The first stage of allergic reactions has been discovered, opening new avenues for prevention

Scientists at Duke-NUS Medical School have identified how a chain of events begins after a person comes into contact with an allergen such as peanuts, seafood, pollen or dust mites. Their discovery, published in the journal Nature Immunology, could lead to the development of drugs to prevent severe allergic reactions.

Mast cells, a type of immune cell, are known to mistake a harmless substance such as peanuts or dust mites for a threat and release a first wave of bioactive chemicals against this perceived threat. When mast cells, which reside under the skin, around blood vessels, and in the linings of the respiratory and gastrointestinal tracts, simultaneously release their pre-stored bioactives into the blood, immediate and systemic shock can occur that can be fatal without rapid intervention.

According to the World Health Organization (WHO), more than 10% of the world's population suffers from food allergies. As the number of allergies increases, so does the incidence of food-induced anaphylaxis and asthma. In Singapore, asthma affects one in five children, and food allergies are already the leading cause of anaphylactic shock.

The Duke-NUS team discovered that the release of mast cell granules containing bioactive chemicals is controlled by two components of an intracellular multi-protein complex called the inflammasome. Until now, these inflammasome proteins were only known to spontaneously assemble in immune cells to secrete soluble chemicals that alert other parts of the immune system when infection is detected.

Professor Soman Abraham, Emeritus Professor of Pathology at Duke University, who led the study while working in the Duke-NUS Emerging Infectious Diseases Programme, said: "We found that components of the inflammasome played a surprisingly important role in transporting mast cell granules, which are normally packed in the centre of the cell, to the cell surface where they are released. This unexpected discovery gives us a precise target for intervention to prevent the chain of events initiated by mast cells leading to anaphylactic shock."

Professor Abraham and his team looked at mice that lacked one of two inflammasome proteins, NLRP3 or ASC. When these animals were exposed to allergens, they did not go into anaphylactic shock.

However, anaphylactic shock was observed when NLRP3 and ASC proteins in mast cells assembled and bound to individual intracellular granules, forming a complex the researchers called a granulosome, which promoted the movement of granules along tracks formed by the cytoskeleton inside the mast cell, much like they "attach themselves to train tracks."

Dr Pradeep Bist, first co-author of the paper and principal investigator in the Duke-NUS Emerging Infectious Diseases Programme, said: "When mast cells were activated, we observed rapid movement of granules along dynamic pathways known as microtubules to the cell membrane, where these granules were immediately released from the cell.
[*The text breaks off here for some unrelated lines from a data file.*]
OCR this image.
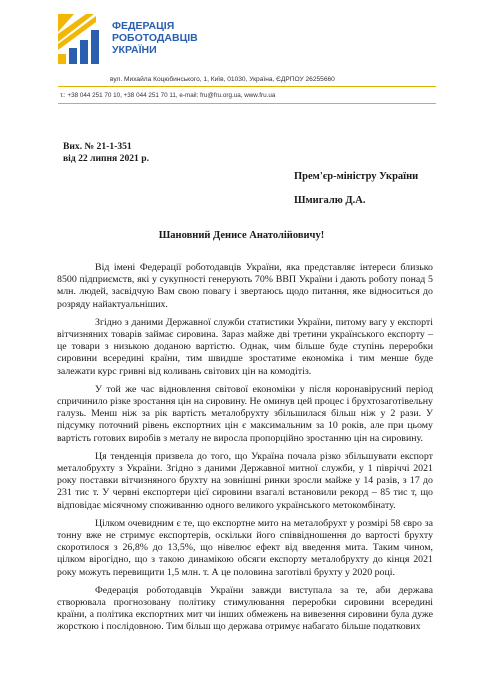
ФЕДЕРАЦІЯ
РОБОТОДАВЦІВ
УКРАЇНИ
вул. Михайла Коцюбинського, 1, Київ, 01030, Україна, ЄДРПОУ 26255660
т.: +38 044 251 70 10, +38 044 251 70 11, e-mail: fru@fru.org.ua, www.fru.ua
Вих. № 21-1-351
від 22 липня 2021 р.
Прем'єр-міністру України
Шмигалю Д.А.
Шановний Денисе Анатолійовичу!

Від імені Федерації роботодавців України, яка представляє інтереси близько 8500 підприємств, які у сукупності генерують 70% ВВП України і дають роботу понад 5 млн. людей, засвідчую Вам свою повагу і звертаюсь щодо питання, яке відноситься до розряду найактуальніших.

Згідно з даними Державної служби статистики України, питому вагу у експорті вітчизняних товарів займає сировина. Зараз майже дві третини українського експорту – це товари з низькою доданою вартістю. Однак, чим більше буде ступінь переробки сировини всередині країни, тим швидше зростатиме економіка і тим менше буде залежати курс гривні від коливань світових цін на комодітіз.

У той же час відновлення світової економіки у після коронавірусний період спричинило різке зростання цін на сировину. Не оминув цей процес і брухтозаготівельну галузь. Менш ніж за рік вартість металобрухту збільшилася більш ніж у 2 рази. У підсумку поточний рівень експортних цін є максимальним за 10 років, але при цьому вартість готових виробів з металу не виросла пропорційно зростанню цін на сировину.

Ця тенденція призвела до того, що Україна почала різко збільшувати експорт металобрухту з України. Згідно з даними Державної митної служби, у 1 півріччі 2021 року поставки вітчизняного брухту на зовнішні ринки зросли майже у 14 разів, з 17 до 231 тис т. У червні експортери цієї сировини взагалі встановили рекорд – 85 тис т, що відповідає місячному споживанню одного великого українського метокомбінату.

Цілком очевидним є те, що експортне мито на металобрухт у розмірі 58 євро за тонну вже не стримує експортерів, оскільки його співвідношення до вартості брухту скоротилося з 26,8% до 13,5%, що нівелює ефект від введення мита. Таким чином, цілком вірогідно, що з такою динамікою обсяги експорту металобрухту до кінця 2021 року можуть перевищити 1,5 млн. т. А це половина заготівлі брухту у 2020 році.

Федерація роботодавців України завжди виступала за те, аби держава створювала прогнозовану політику стимулювання переробки сировини всередині країни, а політика експортних мит чи інших обмежень на вивезення сировини була дуже жорсткою і послідовною. Тим більш що держава отримує набагато більше податкових
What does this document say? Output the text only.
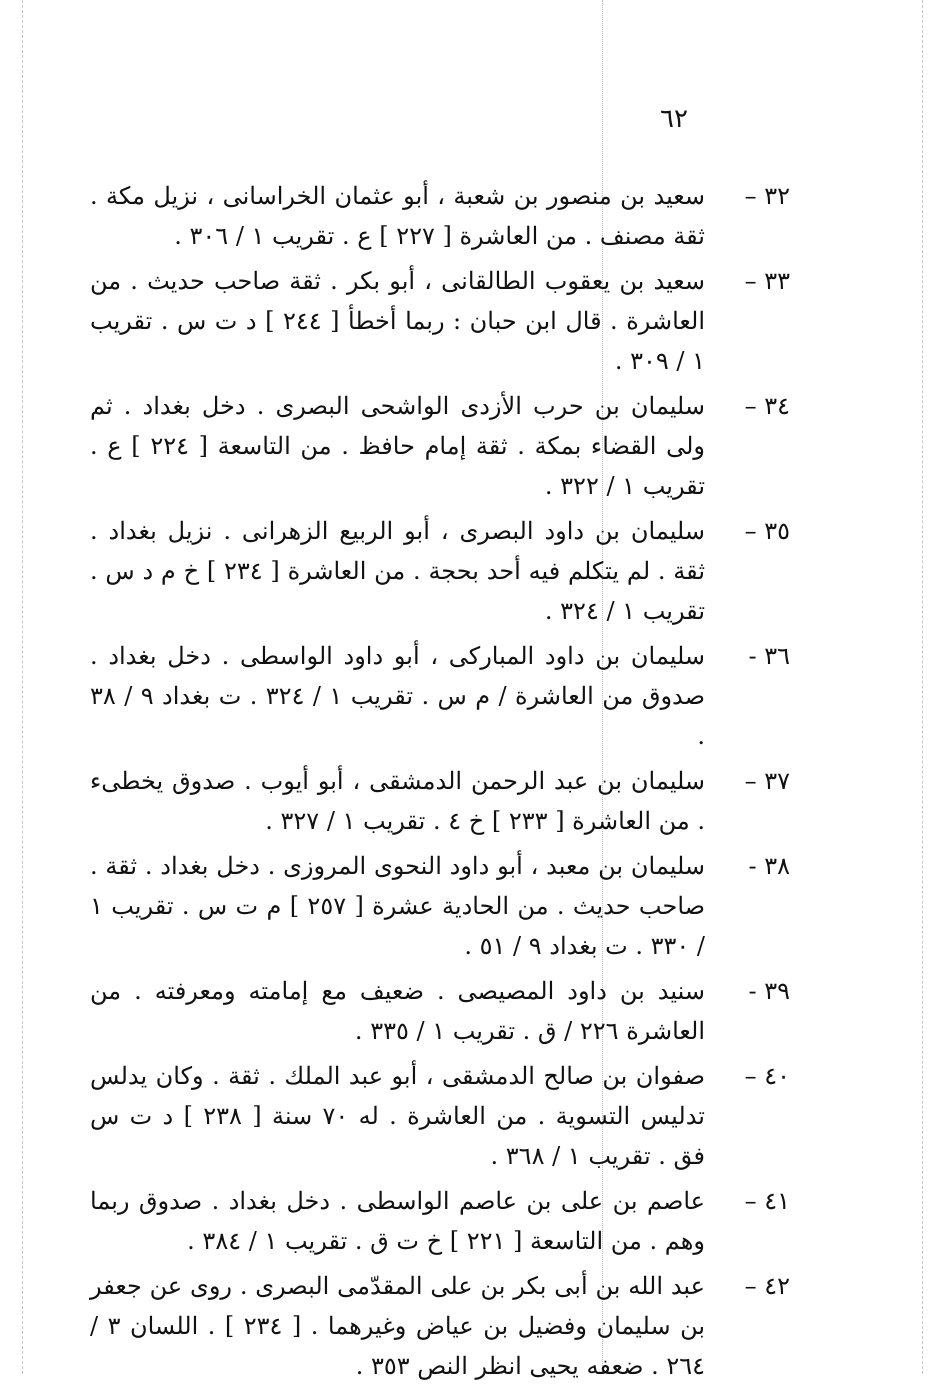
٦٢
٣٢ –
سعيد بن منصور بن شعبة ، أبو عثمان الخراسانى ، نزيل مكة . ثقة مصنف . من العاشرة [ ٢٢٧ ] ع . تقريب ١ / ٣٠٦ .
٣٣ –
سعيد بن يعقوب الطالقانى ، أبو بكر . ثقة صاحب حديث . من العاشرة . قال ابن حبان : ربما أخطأ [ ٢٤٤ ] د ت س . تقريب ١ / ٣٠٩ .
٣٤ –
سليمان بن حرب الأزدى الواشحى البصرى . دخل بغداد . ثم ولى القضاء بمكة . ثقة إمام حافظ . من التاسعة [ ٢٢٤ ] ع . تقريب ١ / ٣٢٢ .
٣٥ –
سليمان بن داود البصرى ، أبو الربيع الزهرانى . نزيل بغداد . ثقة . لم يتكلم فيه أحد بحجة . من العاشرة [ ٢٣٤ ] خ م د س . تقريب ١ / ٣٢٤ .
٣٦ -
سليمان بن داود المباركى ، أبو داود الواسطى . دخل بغداد . صدوق من العاشرة / م س . تقريب ١ / ٣٢٤ . ت بغداد ٩ / ٣٨ .
٣٧ –
سليمان بن عبد الرحمن الدمشقى ، أبو أيوب . صدوق يخطىء . من العاشرة [ ٢٣٣ ] خ ٤ . تقريب ١ / ٣٢٧ .
٣٨ -
سليمان بن معبد ، أبو داود النحوى المروزى . دخل بغداد . ثقة . صاحب حديث . من الحادية عشرة [ ٢٥٧ ] م ت س . تقريب ١ / ٣٣٠ . ت بغداد ٩ / ٥١ .
٣٩ -
سنيد بن داود المصيصى . ضعيف مع إمامته ومعرفته . من العاشرة ٢٢٦ / ق . تقريب ١ / ٣٣٥ .
٤٠ –
صفوان بن صالح الدمشقى ، أبو عبد الملك . ثقة . وكان يدلس تدليس التسوية . من العاشرة . له ٧٠ سنة [ ٢٣٨ ] د ت س فق . تقريب ١ / ٣٦٨ .
٤١ –
عاصم بن على بن عاصم الواسطى . دخل بغداد . صدوق ربما وهم . من التاسعة [ ٢٢١ ] خ ت ق . تقريب ١ / ٣٨٤ .
٤٢ –
عبد الله بن أبى بكر بن على المقدّمى البصرى . روى عن جعفر بن سليمان وفضيل بن عياض وغيرهما . [ ٢٣٤ ] . اللسان ٣ / ٢٦٤ . ضعفه يحيى انظر النص ٣٥٣ .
However, in mast cells lacking NLRP3 or ASC proteins, we found no evidence of intracellular movement of granules and none of these granules were released."

After demonstrating the role of NLRP3 and ASC in granule transport, the team turned to known inflammasome inhibitors to see if they could prevent this event.

Using an inflammasome-blocking drug very similar to those in clinical trials for chronic inflammatory diseases, called CY-09, they administered the therapy to mice before they were exposed to the allergen. They found that in their preclinical model, they were able to effectively prevent anaphylactic shock with the drug.

Dr Andrea Mencarelli, from the Institute of Immunotherapy at Shanghai Jiao Tong University School of Medicine, who was the first co-author of the paper while working in the Duke-NUS Emerging Infectious Diseases Programme, said: "Remarkably, by using a drug that specifically blocked the activity of inflammasome proteins, we were able to selectively block the release of pre-stored mast cell chemicals without affecting other potentially beneficial mast cell functions."

While this is not a cure, it could offer people with severe allergies a new tool to prevent a potentially dangerous reaction from occurring. Currently, emergency treatments are taken immediately after the first symptoms appear. These treatments must be applied within a narrow time window to be effective, and they also have serious side effects.

"I can see how this could provide reassurance to parents of children with severe food allergies when they are faced with situations where it is impossible to be sure there is no risk of exposure. While we don't want to deactivate this part of the immune system for long periods, it could potentially provide short-term protection," said Professor Abraham, whose team is now working to optimise the dosage and frequency of use of the drug to achieve the best protective effects against anaphylactic shock.

"After that, we hope to do the same for asthma and allergic skin reactions."

Professor Patrick Tan, Senior Associate Dean for Research at Duke-NUS, said: "This breakthrough has enormous translational potential and represents a paradigm shift not only for further research but also for improving the quality of life of those at risk of severe allergic reactions. It is a ray of hope, especially for parents of young children who live with constant anxiety."